William Ramsey Clark (born December 18, 1927) was Attorney General of the United States during the presidency of Lyndon Baines Johnson, 1967–1968.

President Johnson welcomes Atty General Ramsey Clark c 1967

Quotes

  • “Our overriding purpose, from the beginning right through to the present day, has been world domination — that is, to build and maintain the capacity to coerce everybody else on the planet: nonviolently, if possible; and violently, if necessary. But the purpose of our foreign policy of domination is not just to make the rest of the world jump through hoops; the purpose is to facilitate our exploitation of resources. And insofar as any people or states get in the way of our domination, they must be eliminated — or, at the very least, shown the error of their ways.”
  • “US Foreign Policy is the Greatest Crime Since WWII... American aggression had already created incalculable levels of misery for the world.... the poor of the planet [are] made poorer, dominated and exploited by the foreign policies of the U.S. and its rich allies... the U.S. invasion of Iraq was a war of aggression, an offense called ‘the supreme international crime’ in the Nuremberg Judgment.”
  • "Abu Ghraib is unbelievable in the innocent times of 1961. That we would torture people that way and on the instructions of the President of the United States and his highest legal advisers, torture is okay, they said. Go for it, fellas. If we can't renounce that and remove it from office, then the Constitution doesn't work anymore."
  • "The world is the most dangerous place it's ever been now because of what our country has done, and is doing, and we have to take it back."
  • "There can't be any more Fallujahs.

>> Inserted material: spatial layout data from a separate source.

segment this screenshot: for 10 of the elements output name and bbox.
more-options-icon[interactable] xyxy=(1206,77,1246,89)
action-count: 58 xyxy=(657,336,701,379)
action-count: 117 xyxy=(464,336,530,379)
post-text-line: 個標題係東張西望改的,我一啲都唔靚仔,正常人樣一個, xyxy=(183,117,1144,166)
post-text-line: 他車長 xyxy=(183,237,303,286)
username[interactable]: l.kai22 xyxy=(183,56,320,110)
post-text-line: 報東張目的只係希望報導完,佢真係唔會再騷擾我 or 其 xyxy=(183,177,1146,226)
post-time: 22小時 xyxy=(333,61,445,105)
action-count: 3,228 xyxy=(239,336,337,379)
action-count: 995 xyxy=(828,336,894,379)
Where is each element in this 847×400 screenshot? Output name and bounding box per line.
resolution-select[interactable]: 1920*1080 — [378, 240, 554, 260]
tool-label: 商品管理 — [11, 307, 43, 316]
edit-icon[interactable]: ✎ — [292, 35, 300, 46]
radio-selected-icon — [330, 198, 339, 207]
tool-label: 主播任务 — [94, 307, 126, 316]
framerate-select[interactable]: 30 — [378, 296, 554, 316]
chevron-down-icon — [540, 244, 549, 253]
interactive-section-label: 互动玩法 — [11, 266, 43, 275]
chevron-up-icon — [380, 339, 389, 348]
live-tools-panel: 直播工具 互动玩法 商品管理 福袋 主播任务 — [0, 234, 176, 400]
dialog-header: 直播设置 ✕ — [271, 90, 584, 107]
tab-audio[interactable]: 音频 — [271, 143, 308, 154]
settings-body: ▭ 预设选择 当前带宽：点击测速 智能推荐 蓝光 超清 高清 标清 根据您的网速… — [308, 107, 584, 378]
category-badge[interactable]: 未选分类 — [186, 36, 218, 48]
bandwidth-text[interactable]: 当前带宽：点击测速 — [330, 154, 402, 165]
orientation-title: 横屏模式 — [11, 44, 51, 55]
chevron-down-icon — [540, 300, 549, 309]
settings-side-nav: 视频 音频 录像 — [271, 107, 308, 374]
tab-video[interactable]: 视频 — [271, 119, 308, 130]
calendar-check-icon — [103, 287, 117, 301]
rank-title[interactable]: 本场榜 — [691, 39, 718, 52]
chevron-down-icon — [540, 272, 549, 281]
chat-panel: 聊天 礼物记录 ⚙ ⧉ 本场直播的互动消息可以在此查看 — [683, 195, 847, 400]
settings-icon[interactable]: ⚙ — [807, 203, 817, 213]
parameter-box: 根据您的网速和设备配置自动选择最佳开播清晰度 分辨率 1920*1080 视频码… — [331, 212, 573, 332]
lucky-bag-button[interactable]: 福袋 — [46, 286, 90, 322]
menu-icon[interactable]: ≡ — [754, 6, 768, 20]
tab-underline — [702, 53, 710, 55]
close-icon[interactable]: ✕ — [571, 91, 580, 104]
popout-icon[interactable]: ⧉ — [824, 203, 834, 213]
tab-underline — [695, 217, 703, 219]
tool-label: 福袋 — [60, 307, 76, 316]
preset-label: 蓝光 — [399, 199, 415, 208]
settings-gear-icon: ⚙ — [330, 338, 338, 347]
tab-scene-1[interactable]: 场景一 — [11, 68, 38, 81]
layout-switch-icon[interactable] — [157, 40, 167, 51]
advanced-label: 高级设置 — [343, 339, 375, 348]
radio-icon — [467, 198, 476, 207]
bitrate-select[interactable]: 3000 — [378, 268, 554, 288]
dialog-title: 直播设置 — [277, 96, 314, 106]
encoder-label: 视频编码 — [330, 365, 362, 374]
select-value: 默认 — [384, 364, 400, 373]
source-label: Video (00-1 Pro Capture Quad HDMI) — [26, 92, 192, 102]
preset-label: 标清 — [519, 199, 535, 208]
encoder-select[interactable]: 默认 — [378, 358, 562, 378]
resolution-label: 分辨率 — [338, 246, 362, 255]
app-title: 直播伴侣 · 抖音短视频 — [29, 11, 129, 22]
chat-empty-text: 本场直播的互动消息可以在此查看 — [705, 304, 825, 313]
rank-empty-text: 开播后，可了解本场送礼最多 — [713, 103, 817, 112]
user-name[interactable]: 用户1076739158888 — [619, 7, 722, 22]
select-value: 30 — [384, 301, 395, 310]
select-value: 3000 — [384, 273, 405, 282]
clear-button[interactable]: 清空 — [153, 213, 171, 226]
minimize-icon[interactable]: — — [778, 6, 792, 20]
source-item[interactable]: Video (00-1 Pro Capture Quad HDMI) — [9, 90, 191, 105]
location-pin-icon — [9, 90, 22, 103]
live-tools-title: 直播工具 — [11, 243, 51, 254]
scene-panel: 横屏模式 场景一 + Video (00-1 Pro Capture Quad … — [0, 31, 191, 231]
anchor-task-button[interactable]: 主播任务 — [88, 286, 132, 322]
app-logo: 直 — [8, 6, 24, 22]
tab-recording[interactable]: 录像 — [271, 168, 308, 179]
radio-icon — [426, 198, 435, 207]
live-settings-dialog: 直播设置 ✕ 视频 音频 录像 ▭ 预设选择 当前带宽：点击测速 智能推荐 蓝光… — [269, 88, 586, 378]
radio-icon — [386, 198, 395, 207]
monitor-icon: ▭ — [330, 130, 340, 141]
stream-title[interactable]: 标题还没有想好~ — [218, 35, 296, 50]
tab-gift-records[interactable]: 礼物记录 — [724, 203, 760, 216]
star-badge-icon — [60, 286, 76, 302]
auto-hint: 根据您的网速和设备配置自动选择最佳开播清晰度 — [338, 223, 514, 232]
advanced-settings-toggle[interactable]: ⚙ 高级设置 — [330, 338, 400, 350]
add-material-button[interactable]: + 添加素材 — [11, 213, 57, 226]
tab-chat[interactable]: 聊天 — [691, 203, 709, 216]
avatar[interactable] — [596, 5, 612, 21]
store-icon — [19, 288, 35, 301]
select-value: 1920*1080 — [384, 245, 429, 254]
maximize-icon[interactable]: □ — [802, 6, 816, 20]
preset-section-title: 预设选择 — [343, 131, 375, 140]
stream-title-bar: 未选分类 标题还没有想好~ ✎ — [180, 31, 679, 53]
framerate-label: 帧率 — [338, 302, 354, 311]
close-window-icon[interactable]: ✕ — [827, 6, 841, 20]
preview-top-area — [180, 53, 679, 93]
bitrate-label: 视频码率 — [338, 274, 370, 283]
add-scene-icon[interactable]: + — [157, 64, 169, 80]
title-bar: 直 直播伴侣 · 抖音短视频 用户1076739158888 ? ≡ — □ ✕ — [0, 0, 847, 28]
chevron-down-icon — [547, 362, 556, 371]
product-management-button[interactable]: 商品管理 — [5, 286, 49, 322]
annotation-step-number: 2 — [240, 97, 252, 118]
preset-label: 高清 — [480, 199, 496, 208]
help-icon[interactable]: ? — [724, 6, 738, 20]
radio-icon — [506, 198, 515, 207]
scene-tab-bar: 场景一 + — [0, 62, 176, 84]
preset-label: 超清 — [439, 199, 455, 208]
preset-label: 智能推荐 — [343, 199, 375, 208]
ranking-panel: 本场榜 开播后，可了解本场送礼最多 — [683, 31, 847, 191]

Fallujah is the 21st century equivalent of Guernica. We just went in and destroyed that city, drove the people out, killed them, thousands. We don't know how many."
  • He (Saddam) had this huge war going on, and you have to act firmly when you have an assassination attempt.
    • BBC interview, 28 November 2005, about the torture and murder of 148 men and boys near the mainly Shi'ite town of Dujail, Iraq in 1982.
  • A right is not what someone gives you; it's what no one can take from you.